DETROIT – Brad Stuart has been here before.
As a 20-year-old rookie in San Jose, Stuart and Gary Suter were the Sharks’ top-unit defensemen on the power play. After Suter left, Stuart was the No. 1 blue-liner in San Jose with the man-advantage, leading the team in 2003-04 with 3:52 of power-play ice time power game.
In Boston, in Los Angeles as recently as 2006-07, Stuart, who was the third overall draft pick in 1998, has been a power-play regular.
With Jason Williams out with a broken leg, Stuart will likely be back in the power-play rotation when the Red Wings take the ice in Columbus tomorrow (7 p.m., FSN).
Williams, a right-handed shooting forward who plays the point with the man-advantage, and Niklas Kronwall have been the Red Wings’ second blue-line combo. Nicklas Lidstrom and Brian Rafalski are on the top unit.
Williams has been one of the Red Wings' top power-play performers. He has been on the ice for 9.5 goals scored per 60 minutes of power-play ice time -- a figure that is tops among Detroit defensemen. The team averages 7.2 goals per 60 minutes of power-play time.
“We all know (Stuart) has got a great shot and he sees the ice real well,” said Kronwall. “He’ll fit in just perfect.”
Coach Mike Babcock said that Lidstrom, Rafalski and Kronwall will be rotated on the power play now, but that Stuart will be the next option when one of those three can’t man the blue line.
“He’s got the real hard shot,” said Babcock of Stuart. “He’s always played on the power play prior to coming here. We’ve just used him way more on the penalty-kill role and the physical-matchup role. We like him getting his minutes that way. But obviously when things change, things change. You’ve got to adjust.”
In 2005-06 with San Jose, Stuart averaged 4:57 of power-play time per game. That same season, he had a career high of seven power-play goals – one of four campaigns with at least five power-play goals for Stuart.
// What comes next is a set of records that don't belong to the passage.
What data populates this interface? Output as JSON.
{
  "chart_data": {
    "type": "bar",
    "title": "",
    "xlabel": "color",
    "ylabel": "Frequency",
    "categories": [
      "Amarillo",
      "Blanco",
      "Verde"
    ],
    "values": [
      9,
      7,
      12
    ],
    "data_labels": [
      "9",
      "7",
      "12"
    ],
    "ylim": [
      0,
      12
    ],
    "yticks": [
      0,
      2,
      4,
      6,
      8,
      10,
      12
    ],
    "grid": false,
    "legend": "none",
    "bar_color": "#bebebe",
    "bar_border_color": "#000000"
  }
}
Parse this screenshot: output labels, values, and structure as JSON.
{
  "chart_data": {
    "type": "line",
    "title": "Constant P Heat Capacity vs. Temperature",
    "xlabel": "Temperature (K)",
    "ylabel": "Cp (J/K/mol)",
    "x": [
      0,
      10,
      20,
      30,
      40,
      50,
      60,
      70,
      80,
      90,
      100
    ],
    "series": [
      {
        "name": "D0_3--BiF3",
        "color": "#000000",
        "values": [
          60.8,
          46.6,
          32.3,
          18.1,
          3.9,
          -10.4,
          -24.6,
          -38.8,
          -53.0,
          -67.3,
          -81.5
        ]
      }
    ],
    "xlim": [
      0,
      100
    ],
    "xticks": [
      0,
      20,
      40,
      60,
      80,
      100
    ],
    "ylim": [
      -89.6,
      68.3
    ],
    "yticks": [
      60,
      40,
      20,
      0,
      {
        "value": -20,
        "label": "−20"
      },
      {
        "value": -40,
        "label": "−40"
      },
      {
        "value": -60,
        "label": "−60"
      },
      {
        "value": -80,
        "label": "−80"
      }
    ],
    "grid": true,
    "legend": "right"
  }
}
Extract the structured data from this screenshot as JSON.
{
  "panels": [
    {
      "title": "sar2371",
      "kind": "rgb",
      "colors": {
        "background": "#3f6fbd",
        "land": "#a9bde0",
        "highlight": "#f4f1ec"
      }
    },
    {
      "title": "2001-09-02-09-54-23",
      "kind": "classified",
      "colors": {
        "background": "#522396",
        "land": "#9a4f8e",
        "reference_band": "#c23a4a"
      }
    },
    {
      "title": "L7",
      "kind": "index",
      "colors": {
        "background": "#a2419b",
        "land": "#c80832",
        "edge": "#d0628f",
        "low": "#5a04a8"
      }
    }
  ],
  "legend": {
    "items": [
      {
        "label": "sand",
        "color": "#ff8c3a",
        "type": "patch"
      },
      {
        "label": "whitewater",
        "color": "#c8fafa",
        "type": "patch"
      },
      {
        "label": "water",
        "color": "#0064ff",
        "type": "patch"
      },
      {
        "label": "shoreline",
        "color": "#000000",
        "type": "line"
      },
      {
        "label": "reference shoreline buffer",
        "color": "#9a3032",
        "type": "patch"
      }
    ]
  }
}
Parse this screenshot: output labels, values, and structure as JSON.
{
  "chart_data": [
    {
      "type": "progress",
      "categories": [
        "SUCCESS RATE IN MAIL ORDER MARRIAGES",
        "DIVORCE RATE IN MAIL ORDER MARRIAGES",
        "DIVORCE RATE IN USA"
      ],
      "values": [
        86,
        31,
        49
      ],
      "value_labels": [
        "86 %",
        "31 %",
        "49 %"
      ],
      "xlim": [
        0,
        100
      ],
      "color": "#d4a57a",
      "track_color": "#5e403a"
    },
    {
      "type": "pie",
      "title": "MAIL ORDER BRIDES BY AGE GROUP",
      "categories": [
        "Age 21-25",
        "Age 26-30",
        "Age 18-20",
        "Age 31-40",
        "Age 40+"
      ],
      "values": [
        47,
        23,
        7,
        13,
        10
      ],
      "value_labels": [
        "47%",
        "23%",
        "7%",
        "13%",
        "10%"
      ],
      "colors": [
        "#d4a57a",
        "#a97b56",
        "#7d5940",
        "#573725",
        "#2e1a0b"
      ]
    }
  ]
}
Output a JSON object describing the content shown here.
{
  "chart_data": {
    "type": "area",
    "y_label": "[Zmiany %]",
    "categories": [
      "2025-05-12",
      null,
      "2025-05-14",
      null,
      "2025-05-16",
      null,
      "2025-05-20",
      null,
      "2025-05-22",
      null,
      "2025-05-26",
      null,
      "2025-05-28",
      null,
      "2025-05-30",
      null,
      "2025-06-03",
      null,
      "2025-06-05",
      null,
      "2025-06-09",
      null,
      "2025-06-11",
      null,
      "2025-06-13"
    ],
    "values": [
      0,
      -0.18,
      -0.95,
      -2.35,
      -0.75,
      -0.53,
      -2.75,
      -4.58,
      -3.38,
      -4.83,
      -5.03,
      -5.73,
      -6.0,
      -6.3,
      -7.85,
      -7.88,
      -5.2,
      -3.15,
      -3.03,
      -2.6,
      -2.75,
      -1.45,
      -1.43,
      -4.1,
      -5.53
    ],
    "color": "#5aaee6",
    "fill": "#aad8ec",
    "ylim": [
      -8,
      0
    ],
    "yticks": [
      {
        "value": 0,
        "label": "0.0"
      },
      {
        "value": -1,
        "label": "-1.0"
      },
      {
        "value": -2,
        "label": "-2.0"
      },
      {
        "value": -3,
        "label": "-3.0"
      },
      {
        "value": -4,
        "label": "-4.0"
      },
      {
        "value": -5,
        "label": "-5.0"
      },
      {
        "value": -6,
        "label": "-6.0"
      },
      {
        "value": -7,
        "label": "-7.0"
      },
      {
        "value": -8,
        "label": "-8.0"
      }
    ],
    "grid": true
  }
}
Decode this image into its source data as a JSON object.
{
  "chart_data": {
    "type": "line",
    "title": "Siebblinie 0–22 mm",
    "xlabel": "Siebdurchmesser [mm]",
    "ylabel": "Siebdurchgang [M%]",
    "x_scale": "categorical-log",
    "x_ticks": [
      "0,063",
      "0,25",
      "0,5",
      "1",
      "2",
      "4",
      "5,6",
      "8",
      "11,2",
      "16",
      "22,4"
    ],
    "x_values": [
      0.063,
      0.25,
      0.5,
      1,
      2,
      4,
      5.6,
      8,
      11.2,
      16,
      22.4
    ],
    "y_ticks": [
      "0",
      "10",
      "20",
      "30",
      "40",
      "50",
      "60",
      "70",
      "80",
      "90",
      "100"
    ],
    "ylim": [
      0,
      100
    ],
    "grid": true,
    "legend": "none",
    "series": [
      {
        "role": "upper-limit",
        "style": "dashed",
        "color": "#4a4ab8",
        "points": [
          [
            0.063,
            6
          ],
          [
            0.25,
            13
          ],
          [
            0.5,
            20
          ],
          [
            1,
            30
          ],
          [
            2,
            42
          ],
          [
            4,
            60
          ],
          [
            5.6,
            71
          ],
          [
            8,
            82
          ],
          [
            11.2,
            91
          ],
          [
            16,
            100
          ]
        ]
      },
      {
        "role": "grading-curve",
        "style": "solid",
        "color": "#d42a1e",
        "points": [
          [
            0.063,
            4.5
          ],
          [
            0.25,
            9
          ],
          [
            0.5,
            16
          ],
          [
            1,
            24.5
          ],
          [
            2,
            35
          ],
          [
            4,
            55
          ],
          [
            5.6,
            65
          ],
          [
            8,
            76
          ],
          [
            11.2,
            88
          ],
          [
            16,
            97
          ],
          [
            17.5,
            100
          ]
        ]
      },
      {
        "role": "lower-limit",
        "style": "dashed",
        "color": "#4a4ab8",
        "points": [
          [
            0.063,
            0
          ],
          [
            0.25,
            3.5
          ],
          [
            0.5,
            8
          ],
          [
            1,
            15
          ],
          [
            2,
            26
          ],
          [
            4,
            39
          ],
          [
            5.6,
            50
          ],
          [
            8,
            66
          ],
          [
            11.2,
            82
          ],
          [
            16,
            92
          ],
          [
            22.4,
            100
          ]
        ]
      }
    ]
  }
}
But Stuart’s role in Detroit has been quite different. He’s on the top penalty-kill unit and used as a physical, shut-down defenseman.
Last winter, Stuart was sixth among Detroit defensemen in power-play time per game, trailing forward Mikael Samuelsson and Derek Meech. This season, Stuart has averaged just 27 seconds of power-play ice time per game.
“Earlier in my career, sure, if I wasn’t playing the power play, I would have gotten more upset, let it affect me,” said Stuart. “But I’ve gotten to the point now where as long as I feel like I’m contributing and an important part of the team, I’ll do whatever they need me to do.”
And until Williams’ broken leg heals, there is a need on the power play.
“Certainly it’s fun playing the power play, but I’ve put my focus on other parts of my game getting better,” said Stuart. “I’ve really taken pride in killing penalties and just playing strong, physical defense. But any time you get a chance to be on the power play and get some time out there is nice. I’ve just accepted that that’s not what they need me to do here, so it’s not a big deal.”